August 6, 2014 by mmileti
Acclaimed fantasy writers Mercedes Lackey and James Mallory have joined together again to create the first novel in the new One Dozen Daughters series. Like much of their previous work, House of the Four Winds is an epic fantasy in its purest form. It has the tone of a fairytale, a protagonist who is a girl coming of age during a swashbuckling voyage, and a light-hearted plot filled with romance and magic. Though it is far from a groundbreaking or genre-defying story, it is a fast paced and enjoyable read that is perfect for anyone who is in the mood to read an archetypal fantasy adventure.
House of the Four Winds follows the protagonist Clarice, who is one of twelve princesses of the small country of Swansgaard. Clarice’s single brother will inherit the rule of Swansgaard, so it is up to each of the daughters to find their own fortunes. Clarice decides that her destiny lies in travel to distant lands, so she disguises herself as a young man named Clarence, and takes a job as a sailor on a ship that she hopes will eventually take her to the New World. But her journey takes a surprising turn, and suddenly she is part of an outlawed crew in search of a famous pirate treasure. Things get even more complicated when she finds herself falling for a man who has been claimed by a sorceress, and the adventure that results will challenge Clarice to become the woman she truly is meant to be.

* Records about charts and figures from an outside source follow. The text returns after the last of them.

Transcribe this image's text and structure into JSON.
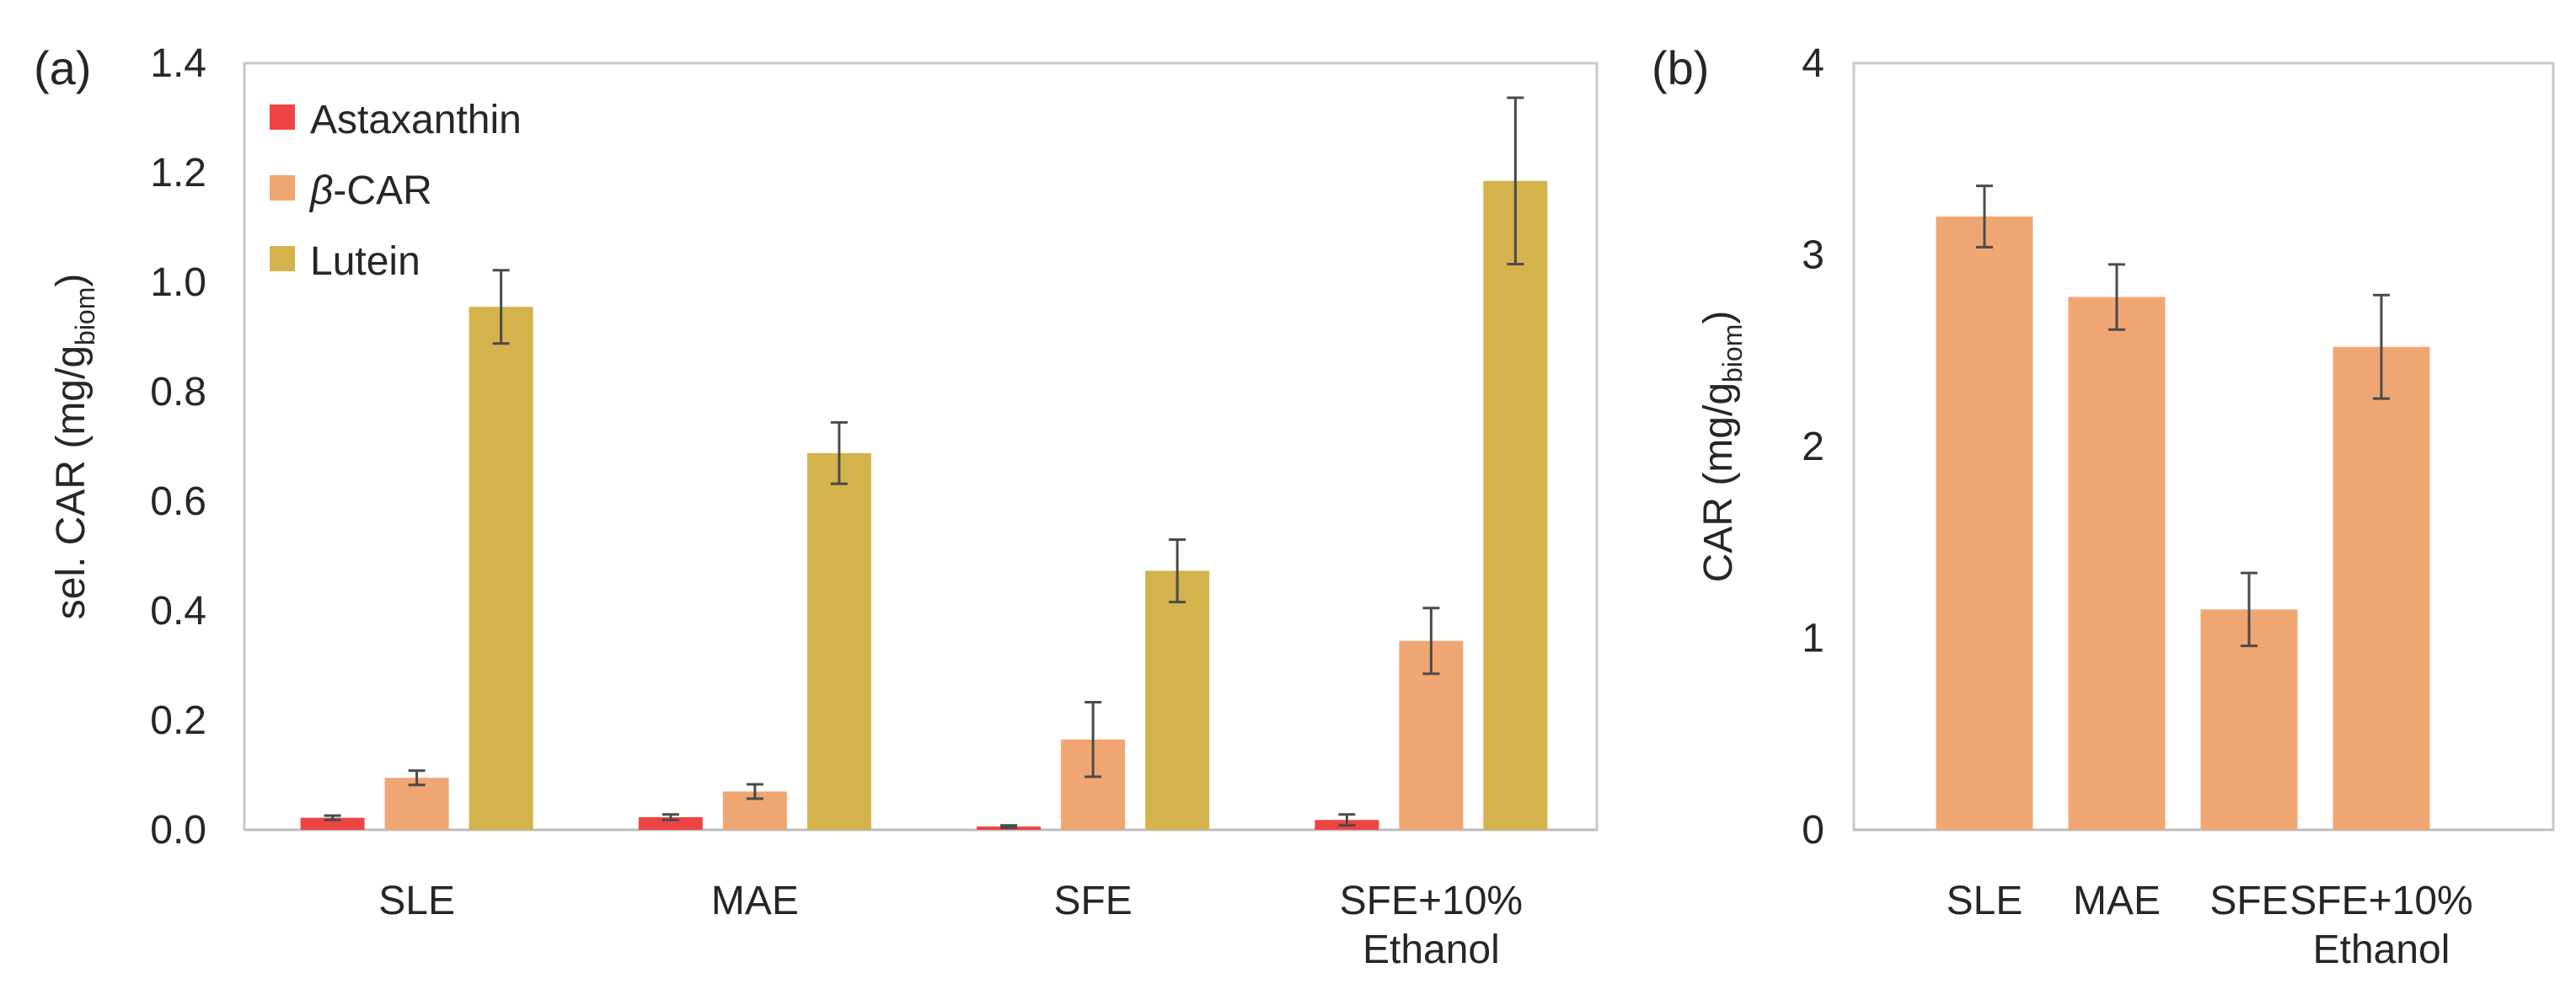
{
  "chart_data": [
    {
      "panel_label": "(a)",
      "type": "bar",
      "ylabel_main": "sel. CAR (mg/g",
      "ylabel_sub": "biom",
      "ylabel_close": ")",
      "ylim": [
        0,
        1.4
      ],
      "yticks": [
        "0.0",
        "0.2",
        "0.4",
        "0.6",
        "0.8",
        "1.0",
        "1.2",
        "1.4"
      ],
      "ytick_values": [
        0,
        0.2,
        0.4,
        0.6,
        0.8,
        1.0,
        1.2,
        1.4
      ],
      "categories": [
        [
          "SLE"
        ],
        [
          "MAE"
        ],
        [
          "SFE"
        ],
        [
          "SFE+10%",
          "Ethanol"
        ]
      ],
      "legend_position": "top-left",
      "series": [
        {
          "name": "Astaxanthin",
          "name_prefix": "",
          "name_suffix": "Astaxanthin",
          "color": "#ee4444",
          "values": [
            0.022,
            0.023,
            0.006,
            0.018
          ],
          "errors": [
            0.004,
            0.005,
            0.002,
            0.01
          ]
        },
        {
          "name": "β-CAR",
          "name_prefix": "β",
          "name_suffix": "-CAR",
          "color": "#f0a673",
          "values": [
            0.095,
            0.07,
            0.165,
            0.345
          ],
          "errors": [
            0.013,
            0.013,
            0.068,
            0.06
          ]
        },
        {
          "name": "Lutein",
          "name_prefix": "",
          "name_suffix": "Lutein",
          "color": "#d4b24c",
          "values": [
            0.955,
            0.688,
            0.473,
            1.185
          ],
          "errors": [
            0.067,
            0.056,
            0.057,
            0.152
          ]
        }
      ]
    },
    {
      "panel_label": "(b)",
      "type": "bar",
      "ylabel_main": "CAR (mg/g",
      "ylabel_sub": "biom",
      "ylabel_close": ")",
      "ylim": [
        0,
        4
      ],
      "yticks": [
        "0",
        "1",
        "2",
        "3",
        "4"
      ],
      "ytick_values": [
        0,
        1,
        2,
        3,
        4
      ],
      "categories": [
        [
          "SLE"
        ],
        [
          "MAE"
        ],
        [
          "SFE"
        ],
        [
          "SFE+10%",
          "Ethanol"
        ]
      ],
      "color": "#f0a673",
      "values": [
        3.2,
        2.78,
        1.15,
        2.52
      ],
      "errors": [
        0.16,
        0.17,
        0.19,
        0.27
      ]
    }
  ]
}
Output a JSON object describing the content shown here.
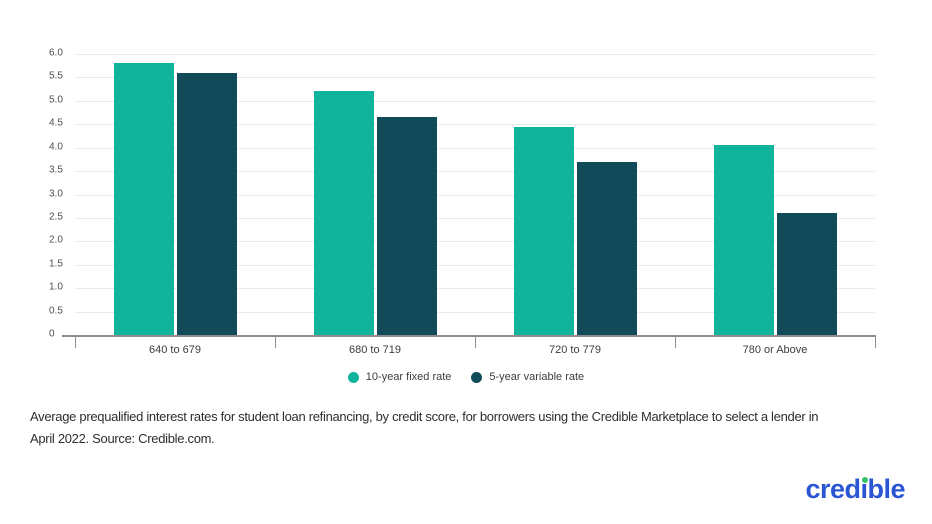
{
  "chart_data": {
    "type": "bar",
    "title": "",
    "xlabel": "",
    "ylabel": "",
    "categories": [
      "640 to 679",
      "680 to 719",
      "720 to 779",
      "780 or Above"
    ],
    "series": [
      {
        "name": "10-year fixed rate",
        "color": "#10b49c",
        "values": [
          5.8,
          5.2,
          4.45,
          4.05
        ]
      },
      {
        "name": "5-year variable rate",
        "color": "#114b5a",
        "values": [
          5.6,
          4.65,
          3.7,
          2.6
        ]
      }
    ],
    "ylim": [
      0,
      6
    ],
    "ytick_step": 0.5,
    "yticks": [
      "6.0",
      "5.5",
      "5.0",
      "4.5",
      "4.0",
      "3.5",
      "3.0",
      "2.5",
      "2.0",
      "1.5",
      "1.0",
      "0.5",
      "0"
    ],
    "grid": true,
    "legend_position": "bottom",
    "grid_color": "#e9e9e9",
    "axis_color": "#8d8d8d"
  },
  "caption": {
    "line1": "Average prequalified interest rates for student loan refinancing, by credit score, for borrowers using the Credible Marketplace to select a lender in",
    "line2": "April 2022. Source: Credible.com."
  },
  "footer": {
    "logo_text": "credible",
    "logo_color": "#2a56d3",
    "logo_dot_color": "#35c26b"
  }
}
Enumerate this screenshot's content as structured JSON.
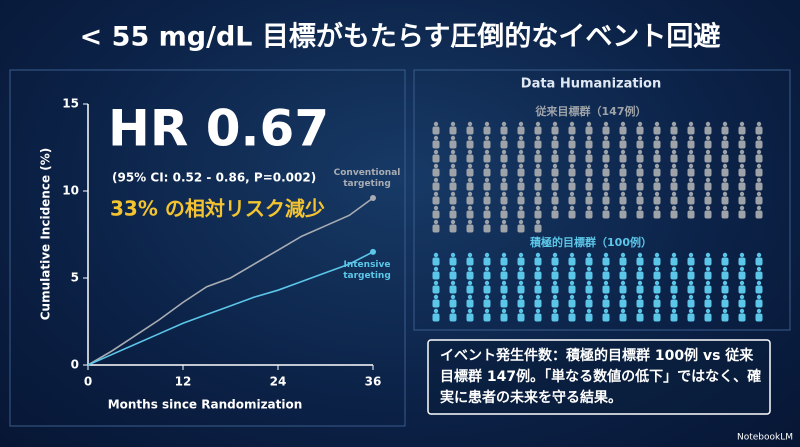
{
  "title": "< 55 mg/dL 目標がもたらす圧倒的なイベント回避",
  "hr": {
    "headline": "HR 0.67",
    "ci": "(95% CI: 0.52 - 0.86, P=0.002)",
    "reduction": "33% の相対リスク減少"
  },
  "chart_data": {
    "type": "line",
    "x_label": "Months since Randomization",
    "y_label": "Cumulative Incidence (%)",
    "x": [
      0,
      3,
      6,
      9,
      12,
      15,
      18,
      21,
      24,
      27,
      30,
      33,
      36
    ],
    "series": [
      {
        "name": "Conventional targeting",
        "color": "#a9adb3",
        "values": [
          0,
          0.8,
          1.7,
          2.6,
          3.6,
          4.5,
          5.0,
          5.8,
          6.6,
          7.4,
          8.0,
          8.6,
          9.6
        ]
      },
      {
        "name": "Intensive targeting",
        "color": "#5cc6e8",
        "values": [
          0,
          0.6,
          1.2,
          1.8,
          2.4,
          2.9,
          3.4,
          3.9,
          4.3,
          4.8,
          5.3,
          5.8,
          6.5
        ]
      }
    ],
    "xlim": [
      0,
      36
    ],
    "xticks": [
      0,
      12,
      24,
      36
    ],
    "ylim": [
      0,
      15
    ],
    "yticks": [
      0,
      5,
      10,
      15
    ]
  },
  "humanization": {
    "heading": "Data Humanization",
    "groups": [
      {
        "label": "従来目標群（147例）",
        "count": 147,
        "color": "#9ea3a9"
      },
      {
        "label": "積極的目標群（100例）",
        "count": 100,
        "color": "#5cc6e8"
      }
    ]
  },
  "callout": "イベント発生件数：積極的目標群 100例 vs 従来目標群 147例。「単なる数値の低下」ではなく、確実に患者の未来を守る結果。",
  "logo": "NotebookLM"
}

This novel stands out in a genre that has recently seen a trend of harsh realism. Lackey and Mallory have created a novel that is unsoiled by an indifferent world, and retains its lighthearted fairytale tone throughout even the darkest moments of its plot. It reminds me of the novels that first attracted me to the fantasy genre, and though I have refined my tastes to stories that are much bleaker in tone, it is nice every once in a while to read a book that displays the pure escapist roots of the genre.
Despite this, I found many of the novels themes to be terribly clichéd, and would have liked to see a story that was a little more innovative. Clarice also seemed a little underdeveloped as a character, and many of the aspects of her personality seemed present only for the convenience of the plot line. The plot was also lacking gravity in its important scenes, which, if present, would have made me more immersed and invested in the story.
I would still recommend House of the Four Winds to readers who are looking for a light fantasy, and especially those readers that enjoy a nautical theme. The intricacies of Clarice’s life aboard a ship were some of the best-written and interesting parts of the book. I would also recommend this story to YA readers who would like a fast paced introduction to fantasy. The simple adventure of the story reminded me of why I fell in love with fantasy in the first place.
Overall, I would rate this book a 6.5/10.
I received a copy of this book from Netgalley and the publisher in return for an honest review.